Salió al frío bajo una lluvia que lo aclaraba todo. Por un instante, pensó en regresar. Volver al calor, donde la mesa estaba puesta, la música sonaba, la gente era amable.
Donde podía hablarse de películas, no de enfermedades ni deudas. Recordar anécdotas divertidas, reírse de chistes. O bailar despacio, con alguien agradable, una melodía suave…
Pero Dámaris tomó el autobús helado hacia casa. Al entrar a su pequeño piso, el olor a enfermedad la recibió. Por mucho que limpiara, persistía. A desgracia, difícil de describir. También a gachas quemadas, otra vez se le habían pasado. Luego costaría limpiar la olla…
Su marido, agotado, le contó desde la puerta lo que el médico había recetado. Mañana habría que pedir cita con otro especialista, los análisis no eran buenos.
El piso le pareció oscuro, estrecho, impregnado de dolencia, pobreza y mala suerte. Y su marido, envejecido, canoso, casi un anciano. Además, la bombilla del techo se había fundido. Había pocas luces. Cajas de medicinas, paquetes de sábanas y pañales nuevos, una bolsa con los usados que había que tirar…
El contraste con aquella casa ajena, feliz, fue tan brutal que a Dámaris le costó contener las lágrimas. Un nudo amargo le cerró la garganta.
Lo tragó, sonrió, abrazó a su marido. «Gracias por dejarme ir con Adela. Lo pasé bien, descansé. Prepara la bañera, bañaremos a mamá. ¿Le diste de comer? ¿Las pastillas? ¿Y las tuyas?».
Y se puso en marcha. Así era la vida, había que vivirla. Luchar, trabajar, limpiar, ganarse el pan. Solo vida. Con seres queridos sin los cuales no podía ser. Mejorar lo que se tenía, sin compararse. Cumplir el deber. Amar. Salvar a los suyos, eso era todo.
Eso pensó Dámaris. Y su marido cambió la bombilla, la luz volvió. El piso pareció agrandarse. La enferma se durmió, habría una noche tranquila. Podría trabajar un poco más.
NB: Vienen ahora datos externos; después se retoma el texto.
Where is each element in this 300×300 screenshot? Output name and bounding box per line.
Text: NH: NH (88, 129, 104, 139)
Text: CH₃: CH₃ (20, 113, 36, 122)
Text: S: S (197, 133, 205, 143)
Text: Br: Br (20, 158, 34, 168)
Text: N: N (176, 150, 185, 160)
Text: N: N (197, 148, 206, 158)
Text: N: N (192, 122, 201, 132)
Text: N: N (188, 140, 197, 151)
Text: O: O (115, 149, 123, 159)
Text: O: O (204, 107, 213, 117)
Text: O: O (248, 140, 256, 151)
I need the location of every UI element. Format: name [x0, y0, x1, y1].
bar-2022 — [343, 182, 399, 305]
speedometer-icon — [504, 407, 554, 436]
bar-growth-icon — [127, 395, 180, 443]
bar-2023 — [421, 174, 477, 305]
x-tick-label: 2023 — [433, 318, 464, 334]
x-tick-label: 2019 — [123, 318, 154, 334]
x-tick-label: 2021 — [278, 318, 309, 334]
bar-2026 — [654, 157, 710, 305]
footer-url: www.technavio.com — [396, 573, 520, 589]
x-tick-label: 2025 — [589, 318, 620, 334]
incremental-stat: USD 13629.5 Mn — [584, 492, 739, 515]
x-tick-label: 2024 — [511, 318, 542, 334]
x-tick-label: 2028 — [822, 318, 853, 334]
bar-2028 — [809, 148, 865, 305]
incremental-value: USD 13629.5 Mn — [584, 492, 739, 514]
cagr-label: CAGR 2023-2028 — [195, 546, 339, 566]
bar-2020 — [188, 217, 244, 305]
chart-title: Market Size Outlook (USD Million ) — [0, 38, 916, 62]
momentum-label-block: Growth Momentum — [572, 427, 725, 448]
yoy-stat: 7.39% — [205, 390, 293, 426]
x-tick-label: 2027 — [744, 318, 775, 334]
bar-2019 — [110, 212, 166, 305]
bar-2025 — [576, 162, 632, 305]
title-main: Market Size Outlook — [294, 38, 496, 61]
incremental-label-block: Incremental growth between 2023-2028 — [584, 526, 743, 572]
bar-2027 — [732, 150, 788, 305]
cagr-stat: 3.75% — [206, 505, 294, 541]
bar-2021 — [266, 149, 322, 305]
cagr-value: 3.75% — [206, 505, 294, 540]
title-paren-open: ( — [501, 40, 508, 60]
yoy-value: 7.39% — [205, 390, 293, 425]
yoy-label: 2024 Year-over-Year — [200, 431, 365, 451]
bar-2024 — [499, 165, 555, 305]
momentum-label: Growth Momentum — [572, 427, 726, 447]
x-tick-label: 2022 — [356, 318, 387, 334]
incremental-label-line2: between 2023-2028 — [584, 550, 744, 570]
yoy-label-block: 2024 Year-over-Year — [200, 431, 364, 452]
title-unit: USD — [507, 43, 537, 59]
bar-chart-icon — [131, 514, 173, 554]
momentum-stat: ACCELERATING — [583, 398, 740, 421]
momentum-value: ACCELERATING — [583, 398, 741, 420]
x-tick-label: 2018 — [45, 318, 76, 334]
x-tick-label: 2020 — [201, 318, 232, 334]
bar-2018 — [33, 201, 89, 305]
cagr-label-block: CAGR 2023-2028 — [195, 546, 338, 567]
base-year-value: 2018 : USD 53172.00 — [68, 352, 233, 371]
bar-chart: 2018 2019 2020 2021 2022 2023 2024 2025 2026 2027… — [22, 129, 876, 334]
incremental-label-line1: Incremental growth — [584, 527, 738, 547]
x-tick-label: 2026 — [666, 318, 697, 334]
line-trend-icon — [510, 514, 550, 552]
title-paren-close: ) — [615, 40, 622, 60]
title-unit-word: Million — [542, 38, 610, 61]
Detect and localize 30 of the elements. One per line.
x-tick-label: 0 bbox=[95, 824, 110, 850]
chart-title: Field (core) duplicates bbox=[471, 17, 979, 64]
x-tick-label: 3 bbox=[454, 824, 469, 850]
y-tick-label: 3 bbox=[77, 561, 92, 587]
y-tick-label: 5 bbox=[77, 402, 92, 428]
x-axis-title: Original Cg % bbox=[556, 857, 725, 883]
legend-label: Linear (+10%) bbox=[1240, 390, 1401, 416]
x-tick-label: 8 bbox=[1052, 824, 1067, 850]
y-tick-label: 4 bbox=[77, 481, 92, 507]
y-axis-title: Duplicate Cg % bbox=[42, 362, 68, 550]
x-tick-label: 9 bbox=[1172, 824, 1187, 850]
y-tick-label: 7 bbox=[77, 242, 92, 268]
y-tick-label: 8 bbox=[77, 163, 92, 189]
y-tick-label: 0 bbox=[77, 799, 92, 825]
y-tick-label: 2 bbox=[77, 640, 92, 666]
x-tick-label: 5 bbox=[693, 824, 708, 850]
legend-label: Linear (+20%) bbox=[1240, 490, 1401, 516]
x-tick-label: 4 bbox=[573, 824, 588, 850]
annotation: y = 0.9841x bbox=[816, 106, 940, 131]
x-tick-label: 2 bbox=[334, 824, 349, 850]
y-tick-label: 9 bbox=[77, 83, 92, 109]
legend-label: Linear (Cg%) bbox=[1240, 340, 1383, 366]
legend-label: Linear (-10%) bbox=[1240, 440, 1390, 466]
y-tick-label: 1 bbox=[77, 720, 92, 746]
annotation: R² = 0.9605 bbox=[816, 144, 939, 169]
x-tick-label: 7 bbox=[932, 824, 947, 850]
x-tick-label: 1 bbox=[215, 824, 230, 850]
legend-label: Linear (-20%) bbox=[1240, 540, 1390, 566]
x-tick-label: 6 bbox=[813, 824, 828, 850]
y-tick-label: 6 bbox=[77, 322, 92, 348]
Aún le quedaban fuerzas. Para los suyos, siempre habría fuerzas.
Cuando Adela le escribió preguntándole si podía dar su número a aquel hombre simpático, Dámaris envió un emoji sonriente y un firme «No». Y le agradeció la fiesta. El calor. El descanso. La amistad. Y Adela lo entendió. Solo había preguntado.
A veces la vida nos tienta, ofreciéndonos un respiro frente a nuestra carga. Pero seguimos volviendo a los nuestros. A nuestra realidad. Haciendo lo que debemos, aunque sea duro. Aunque anhelemos quedarnos donde hay alegría. Pero regresamos. El amor nos trae de vuelta y no nos deja escapar.
Pese a los cantos de sirena de la vida.